А на дворе — рядами столы, и за столами — необозримо нищих и убогих.
Сорок дён у Андронова двора, запружая улицу, собирались толпы нищих. Сорок дён каждому нищему подавали по большой белой пяташной пышке и по семишнику деньгами. А в день похорон, на девятый, на двадцатый и на сороковой — по пятаку. Нищие приходили со всего города и из ближних деревень. Многие так и жили во дворе, на улице — возле забора андроновского сада. Каждое утро Храпон вытаскивал мешки с медными деньгами и подавал. Эти мешки дед сам копил много лет. Они лежали в кладовой вместе со всяким хламом — ждали вот этих дней. В сороковой день опять полон дом был народа, служили торжественно, потом — поминки. И Зеленовы на этот раз были с Лизуткой. Витька, увидев неуклюжую костлявую девочку, что держалась за руку матери, вспомнил, как говорил дед:
— Правь!
И не мог понять: зачем?
После успеньева дня — училище. Оно избавляло от тоски, неопределенности, от слез, радовало. Забыться в шумной толпе хорошо.
Немного дней спустя, накануне воздвижения, в училище прискакал на лошади Храпон. И Витьку вызвали с урока, потому что умирала бабушка.
Витька уже не испугался и почти не пожалел: так далеко он ушел от бабушки за эти немногие недели.
Бабушка лежала на кровати в сарафане, в руке у ней горела свеча, и опять, как в недавние дни, у всех, кто был в комнате, горели в руках свечи.
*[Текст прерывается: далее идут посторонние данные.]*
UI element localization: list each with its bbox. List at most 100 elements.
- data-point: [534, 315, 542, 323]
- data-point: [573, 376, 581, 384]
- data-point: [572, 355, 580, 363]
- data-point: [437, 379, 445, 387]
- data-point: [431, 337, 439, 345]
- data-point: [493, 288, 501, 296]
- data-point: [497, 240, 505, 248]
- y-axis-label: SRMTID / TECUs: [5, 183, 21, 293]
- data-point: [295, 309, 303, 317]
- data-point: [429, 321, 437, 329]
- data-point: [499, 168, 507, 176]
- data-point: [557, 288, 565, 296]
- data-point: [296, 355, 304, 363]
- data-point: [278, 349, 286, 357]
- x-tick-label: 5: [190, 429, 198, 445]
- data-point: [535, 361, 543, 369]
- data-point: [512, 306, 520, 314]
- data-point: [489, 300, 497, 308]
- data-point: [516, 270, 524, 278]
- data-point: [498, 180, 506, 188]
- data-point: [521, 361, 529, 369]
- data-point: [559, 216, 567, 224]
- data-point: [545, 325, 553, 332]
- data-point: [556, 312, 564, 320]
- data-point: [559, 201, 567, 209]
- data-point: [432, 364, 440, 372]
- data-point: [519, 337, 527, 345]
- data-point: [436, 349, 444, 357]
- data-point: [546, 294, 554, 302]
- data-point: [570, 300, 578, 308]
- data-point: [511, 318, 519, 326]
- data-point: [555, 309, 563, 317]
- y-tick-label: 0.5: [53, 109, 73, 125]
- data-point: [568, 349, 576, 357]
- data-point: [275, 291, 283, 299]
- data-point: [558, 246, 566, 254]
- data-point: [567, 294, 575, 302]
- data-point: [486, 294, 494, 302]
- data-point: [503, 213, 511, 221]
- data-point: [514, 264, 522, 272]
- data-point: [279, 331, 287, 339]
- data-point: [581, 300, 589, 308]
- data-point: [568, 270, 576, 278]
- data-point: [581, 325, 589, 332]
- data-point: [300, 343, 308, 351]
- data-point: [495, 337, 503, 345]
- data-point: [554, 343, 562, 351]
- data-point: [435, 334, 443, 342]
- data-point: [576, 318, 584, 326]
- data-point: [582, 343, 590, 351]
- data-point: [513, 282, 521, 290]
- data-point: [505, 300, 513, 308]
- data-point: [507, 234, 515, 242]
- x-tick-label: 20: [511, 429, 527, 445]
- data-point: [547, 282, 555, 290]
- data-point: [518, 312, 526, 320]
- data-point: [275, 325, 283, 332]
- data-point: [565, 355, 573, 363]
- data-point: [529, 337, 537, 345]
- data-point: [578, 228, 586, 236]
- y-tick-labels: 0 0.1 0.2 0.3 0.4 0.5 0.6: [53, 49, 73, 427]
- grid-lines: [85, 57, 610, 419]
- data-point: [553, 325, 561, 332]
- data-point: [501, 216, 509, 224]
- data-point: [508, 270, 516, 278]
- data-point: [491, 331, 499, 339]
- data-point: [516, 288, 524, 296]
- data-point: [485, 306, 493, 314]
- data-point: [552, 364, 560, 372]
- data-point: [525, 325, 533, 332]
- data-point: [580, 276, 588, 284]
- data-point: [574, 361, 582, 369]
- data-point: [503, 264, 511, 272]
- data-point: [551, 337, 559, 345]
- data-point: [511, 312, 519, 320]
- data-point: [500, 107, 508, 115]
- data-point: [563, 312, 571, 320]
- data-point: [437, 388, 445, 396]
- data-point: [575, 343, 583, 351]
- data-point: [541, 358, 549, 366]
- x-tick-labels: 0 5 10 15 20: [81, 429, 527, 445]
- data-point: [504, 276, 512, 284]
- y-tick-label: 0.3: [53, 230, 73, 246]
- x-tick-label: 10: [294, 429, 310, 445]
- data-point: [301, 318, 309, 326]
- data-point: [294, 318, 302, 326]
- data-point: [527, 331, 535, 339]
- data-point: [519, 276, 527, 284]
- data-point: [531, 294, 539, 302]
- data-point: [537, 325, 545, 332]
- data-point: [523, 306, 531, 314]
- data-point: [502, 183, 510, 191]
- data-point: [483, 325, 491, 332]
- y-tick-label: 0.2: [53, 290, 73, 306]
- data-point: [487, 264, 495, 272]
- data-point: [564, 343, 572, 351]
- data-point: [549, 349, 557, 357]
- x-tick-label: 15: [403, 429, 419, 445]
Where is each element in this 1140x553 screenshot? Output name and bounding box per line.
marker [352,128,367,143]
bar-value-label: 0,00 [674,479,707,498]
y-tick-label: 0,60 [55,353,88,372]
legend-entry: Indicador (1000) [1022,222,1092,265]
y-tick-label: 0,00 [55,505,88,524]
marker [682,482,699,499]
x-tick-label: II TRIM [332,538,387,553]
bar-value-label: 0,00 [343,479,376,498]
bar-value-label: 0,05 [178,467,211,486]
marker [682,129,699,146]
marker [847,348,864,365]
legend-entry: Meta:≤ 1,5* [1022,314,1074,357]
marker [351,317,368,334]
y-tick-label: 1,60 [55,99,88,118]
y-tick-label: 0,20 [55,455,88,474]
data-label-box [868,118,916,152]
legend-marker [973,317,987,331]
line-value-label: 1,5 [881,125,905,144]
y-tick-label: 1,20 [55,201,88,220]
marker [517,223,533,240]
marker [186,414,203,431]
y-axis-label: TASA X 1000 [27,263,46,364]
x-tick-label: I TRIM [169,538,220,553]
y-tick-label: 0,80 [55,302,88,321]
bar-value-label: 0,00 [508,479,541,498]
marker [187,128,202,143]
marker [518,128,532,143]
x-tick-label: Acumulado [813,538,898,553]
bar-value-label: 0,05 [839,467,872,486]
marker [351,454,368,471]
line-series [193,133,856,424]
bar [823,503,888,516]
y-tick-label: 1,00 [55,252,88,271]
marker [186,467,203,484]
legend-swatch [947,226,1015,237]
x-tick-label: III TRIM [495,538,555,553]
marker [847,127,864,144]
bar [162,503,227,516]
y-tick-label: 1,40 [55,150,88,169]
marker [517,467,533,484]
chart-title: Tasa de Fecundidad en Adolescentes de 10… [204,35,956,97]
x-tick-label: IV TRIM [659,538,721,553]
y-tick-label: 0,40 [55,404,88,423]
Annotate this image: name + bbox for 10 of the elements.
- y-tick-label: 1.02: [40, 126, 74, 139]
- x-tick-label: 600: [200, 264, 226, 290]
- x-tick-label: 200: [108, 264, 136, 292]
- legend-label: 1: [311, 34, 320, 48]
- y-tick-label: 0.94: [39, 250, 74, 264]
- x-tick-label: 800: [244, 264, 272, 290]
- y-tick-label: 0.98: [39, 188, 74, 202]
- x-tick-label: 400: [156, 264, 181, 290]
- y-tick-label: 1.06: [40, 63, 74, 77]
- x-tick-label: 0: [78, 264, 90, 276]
Лицо у бабушки было новое, как бывало, когда она сильно радовалась, и морщины будто разгладились. Глаза светились. Поп и начетчики в кафтанах пели, читали ревучими голосами. Вдруг бабушка беспомощно открыла рот раз, два, три… Желтый и длинный зуб, точно палец, мелькал из-под губы. Это было страшно, и Витька крикнул:
— Бабушка!
Кто-то обвил его мягкими руками, зажал рот, поднял, понес из комнаты.
А на воздвижение бабушка лежала уже в гробу, одетая в темный сарафан, в белом платке, а у пояса у ней лежала голубая лестовка — погребальная. С ней — с голубой лестовкой — бабушка пойдет по голубым небесам к престолу господню. Лицо у бабушки сжалось в кулачок и глаза запали. Витька не плакал.
Опять был полон дом народа, черные толпы нищих во дворе, попы и ладан возле гроба, вынос, дорога на гору, песчаная бабушкина могила возле дедовой. Витька слышал говор:
— Вот убежал было от старухи, а старуха пришла, догнала.
— Да, теперь уж не убежит! Вместе доживут до гласа трубного.
Опять эта раздражающе-толстая тетка — мать Лизки Зеленовой — прилезла, погладила жирной рукой Витькины вихры, спросила:
— И бабушку схоронил, милый?
Как будто не знала, кого Витька хоронит. Теперь уже привычно было видеть толпы нищих у двора, народ в доме в дни поминок, и тишь угнетающая стояла в доме в дни буден. Бабушкину кровать уже вынесли. Дедова кровать давно стояла в каретнике. Дом будто просторнее стал. Но уже новым был занят Витька — книгами, училищем, товарищами; дом не влек, стал как исчезающий дым ладана или как мгла.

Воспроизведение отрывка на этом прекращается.